しかし、それもまた楽しからずや、である。どこまで行っても終わらないというのは、いい。それはいやだ、という感じ方もあるに違いない。それもわからないではないが、すぐに終わってしまう楽しみはもっと強い刺激を求めることになりがちで、同じ楽しみでも刺激や欲望の果てしなさというのは、なんだかなあと思う。細く長くちびちびと、ちょっとずつかじるようにして同じテーマの本を読んでいくと、強い刺激はなくとも知的な刺激が絶えずあり、そこからさらに枝分かれして興味が広がっていく。こういう果てしなさがいいなと思う。

それは日々生きていることが「学ぶ」ことの連続だからではないか。生きる=学ぶ、と考えると学ぶことが終わるのは生きることが終わる時ということになる。90歳すぎまで毎日4時間以上もピアノを練習していたという、ジャズピアニストのハンク・ジョーンズのことを思い浮かべる。いくつになっても、「学ぶ」ことはあるのだ。もっとうまく弾けるようになる、だから毎日練習する。秋吉敏子も同じようなことを言っていた。

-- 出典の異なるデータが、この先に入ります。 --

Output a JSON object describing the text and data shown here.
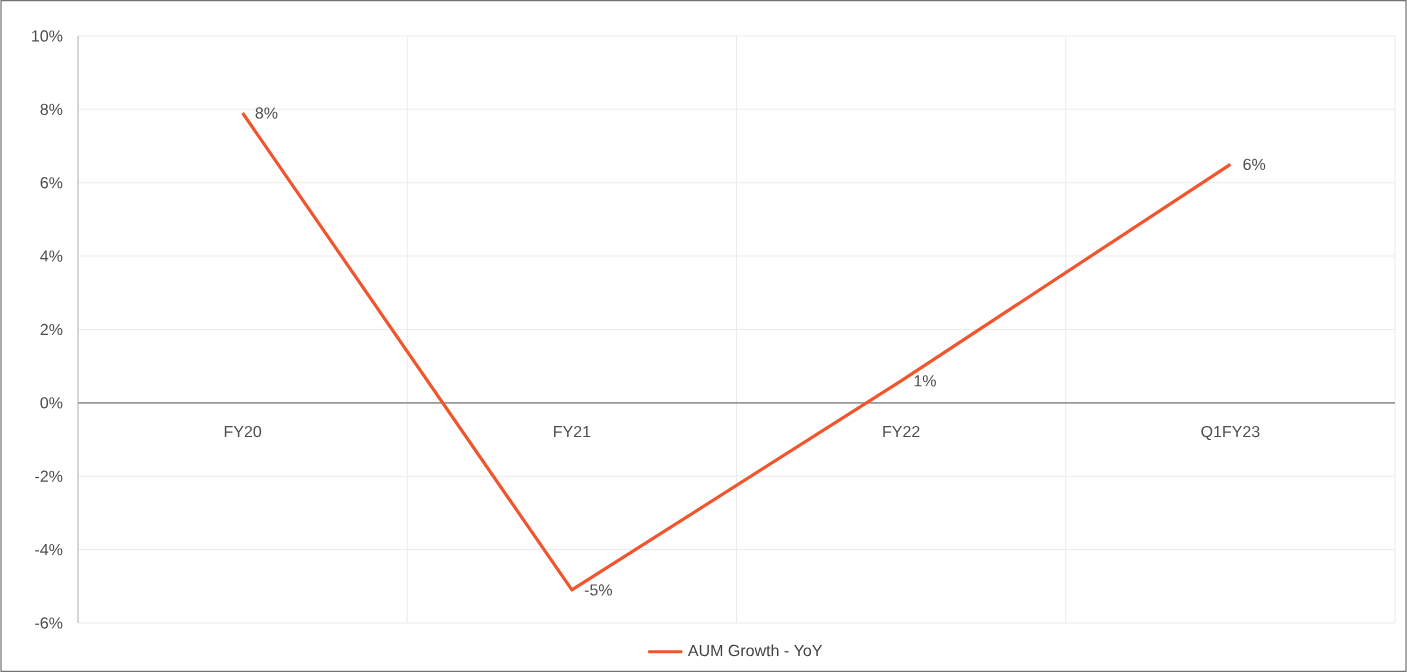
{
  "chart_data": {
    "type": "line",
    "categories": [
      "FY20",
      "FY21",
      "FY22",
      "Q1FY23"
    ],
    "series": [
      {
        "name": "AUM Growth - YoY",
        "color": "#f0552d",
        "values": [
          7.9,
          -5.1,
          0.6,
          6.5
        ],
        "value_labels": [
          "8%",
          "-5%",
          "1%",
          "6%"
        ]
      }
    ],
    "ylim": [
      -6,
      10
    ],
    "yticks": [
      {
        "value": -6,
        "label": "-6%"
      },
      {
        "value": -4,
        "label": "-4%"
      },
      {
        "value": -2,
        "label": "-2%"
      },
      {
        "value": 0,
        "label": "0%"
      },
      {
        "value": 2,
        "label": "2%"
      },
      {
        "value": 4,
        "label": "4%"
      },
      {
        "value": 6,
        "label": "6%"
      },
      {
        "value": 8,
        "label": "8%"
      },
      {
        "value": 10,
        "label": "10%"
      }
    ],
    "grid": true,
    "legend": "bottom",
    "marker": "none",
    "line_style": "solid"
  }
}
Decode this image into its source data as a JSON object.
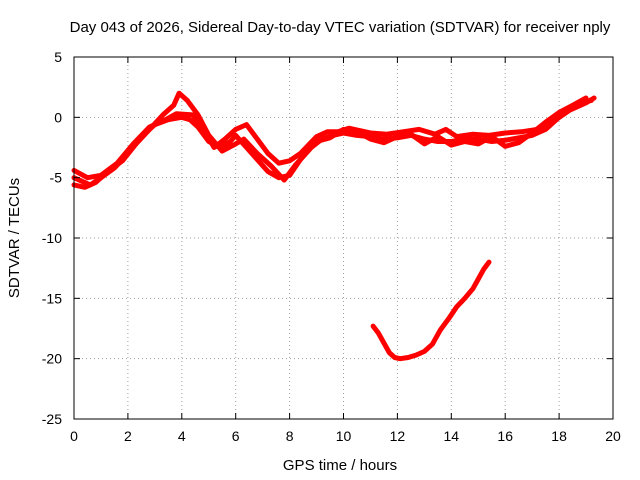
{
  "chart_data": {
    "type": "line",
    "title": "Day 043 of 2026, Sidereal Day-to-day VTEC variation (SDTVAR) for receiver nply",
    "xlabel": "GPS time / hours",
    "ylabel": "SDTVAR / TECUs",
    "xlim": [
      0,
      20
    ],
    "ylim": [
      -25,
      5
    ],
    "xticks": [
      "0",
      "2",
      "4",
      "6",
      "8",
      "10",
      "12",
      "14",
      "16",
      "18",
      "20"
    ],
    "yticks": [
      "5",
      "0",
      "-5",
      "-10",
      "-15",
      "-20",
      "-25"
    ],
    "grid": true,
    "color": "#ff0000",
    "series": [
      {
        "name": "main",
        "x": [
          0.0,
          0.3,
          0.6,
          1.0,
          1.5,
          2.0,
          2.5,
          3.0,
          3.5,
          4.0,
          4.3,
          4.6,
          5.0,
          5.4,
          5.8,
          6.0,
          6.4,
          6.8,
          7.2,
          7.6,
          8.0,
          8.4,
          8.8,
          9.2,
          9.6,
          10.0,
          10.5,
          11.0,
          11.5,
          12.0,
          12.5,
          13.0,
          13.5,
          14.0,
          14.5,
          15.0,
          15.5,
          16.0,
          16.5,
          17.0,
          17.5,
          18.0,
          18.5,
          19.0,
          19.2
        ],
        "y": [
          -5.0,
          -5.3,
          -5.6,
          -5.0,
          -4.2,
          -3.0,
          -1.6,
          -0.6,
          -0.2,
          0.0,
          -0.2,
          -0.8,
          -2.0,
          -2.5,
          -2.0,
          -1.5,
          -2.5,
          -3.5,
          -4.5,
          -5.0,
          -4.8,
          -3.5,
          -2.5,
          -1.8,
          -1.5,
          -1.3,
          -1.5,
          -1.6,
          -1.8,
          -1.7,
          -1.5,
          -1.8,
          -2.0,
          -2.0,
          -1.8,
          -1.8,
          -2.0,
          -1.9,
          -1.7,
          -1.5,
          -1.0,
          0.0,
          0.8,
          1.3,
          1.4
        ]
      },
      {
        "name": "offset",
        "x": [
          0.0,
          0.4,
          0.8,
          1.2,
          1.8,
          2.3,
          2.8,
          3.3,
          3.7,
          3.9,
          4.2,
          4.6,
          5.0,
          5.5,
          6.0,
          6.3,
          6.8,
          7.3,
          7.8,
          8.2,
          8.6,
          9.0,
          9.5,
          10.0,
          10.5,
          11.0,
          11.5,
          12.0,
          12.5,
          13.0,
          13.5,
          14.0,
          14.5,
          15.0,
          15.5,
          16.0,
          16.5,
          17.0,
          17.5,
          18.0,
          18.5,
          19.0
        ],
        "y": [
          -5.6,
          -5.8,
          -5.4,
          -4.6,
          -3.6,
          -2.2,
          -1.0,
          0.2,
          1.0,
          2.0,
          1.4,
          0.2,
          -1.5,
          -2.8,
          -2.2,
          -1.8,
          -3.0,
          -4.0,
          -5.2,
          -4.0,
          -3.0,
          -2.0,
          -1.7,
          -1.0,
          -1.2,
          -1.8,
          -2.1,
          -1.6,
          -1.4,
          -2.2,
          -1.6,
          -2.3,
          -2.0,
          -2.2,
          -1.6,
          -2.4,
          -2.1,
          -1.3,
          -0.4,
          0.4,
          1.0,
          1.6
        ]
      },
      {
        "name": "third",
        "x": [
          0.0,
          0.5,
          1.0,
          1.6,
          2.2,
          2.8,
          3.4,
          3.8,
          4.4,
          4.8,
          5.2,
          5.6,
          6.0,
          6.4,
          6.8,
          7.2,
          7.6,
          8.0,
          8.4,
          9.0,
          9.4,
          9.8,
          10.2,
          11.0,
          11.6,
          12.2,
          12.8,
          13.4,
          13.8,
          14.2,
          14.8,
          15.4,
          16.0,
          16.6,
          17.2,
          17.8,
          18.4,
          19.0,
          19.3
        ],
        "y": [
          -4.4,
          -5.0,
          -4.8,
          -3.8,
          -2.2,
          -0.8,
          -0.2,
          0.3,
          0.2,
          -1.0,
          -2.5,
          -1.8,
          -1.0,
          -0.6,
          -1.8,
          -3.0,
          -3.8,
          -3.6,
          -3.0,
          -1.6,
          -1.2,
          -1.2,
          -0.9,
          -1.3,
          -1.4,
          -1.2,
          -1.0,
          -1.4,
          -1.0,
          -1.6,
          -1.4,
          -1.5,
          -1.3,
          -1.2,
          -1.0,
          -0.3,
          0.6,
          1.2,
          1.6
        ]
      },
      {
        "name": "low-arc",
        "x": [
          11.1,
          11.3,
          11.5,
          11.7,
          11.9,
          12.1,
          12.4,
          12.7,
          13.0,
          13.3,
          13.6,
          13.9,
          14.2,
          14.5,
          14.8,
          15.0,
          15.2,
          15.4
        ],
        "y": [
          -17.3,
          -17.9,
          -18.7,
          -19.5,
          -19.9,
          -20.0,
          -19.9,
          -19.7,
          -19.4,
          -18.8,
          -17.6,
          -16.7,
          -15.7,
          -15.0,
          -14.2,
          -13.4,
          -12.6,
          -12.0
        ]
      }
    ]
  }
}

誰かに強いられているわけでもなく、ただただ興味があるから読んでいる。だから学術的な厳密さや正確さを求めて読んでいるわけではない。風の向くまま気の向くまま、である。脇道に入り込んで道草をくうのも、これまたよろしからずや。いつか何かの役に立つなどということも当てにしていない。授業の役に立つかもしれないと一瞬思ったりもするが、中学生に日本の近代化の過程を延々と講義し始めたら、受験までに問題集が終わらない。商売と趣味は別だ。学ぶこと自体が目的化している、ということなのかもしれない。

桜の咲きそうな暖かい陽射しをあびながら、今日もまた頁をめくろうと思っている。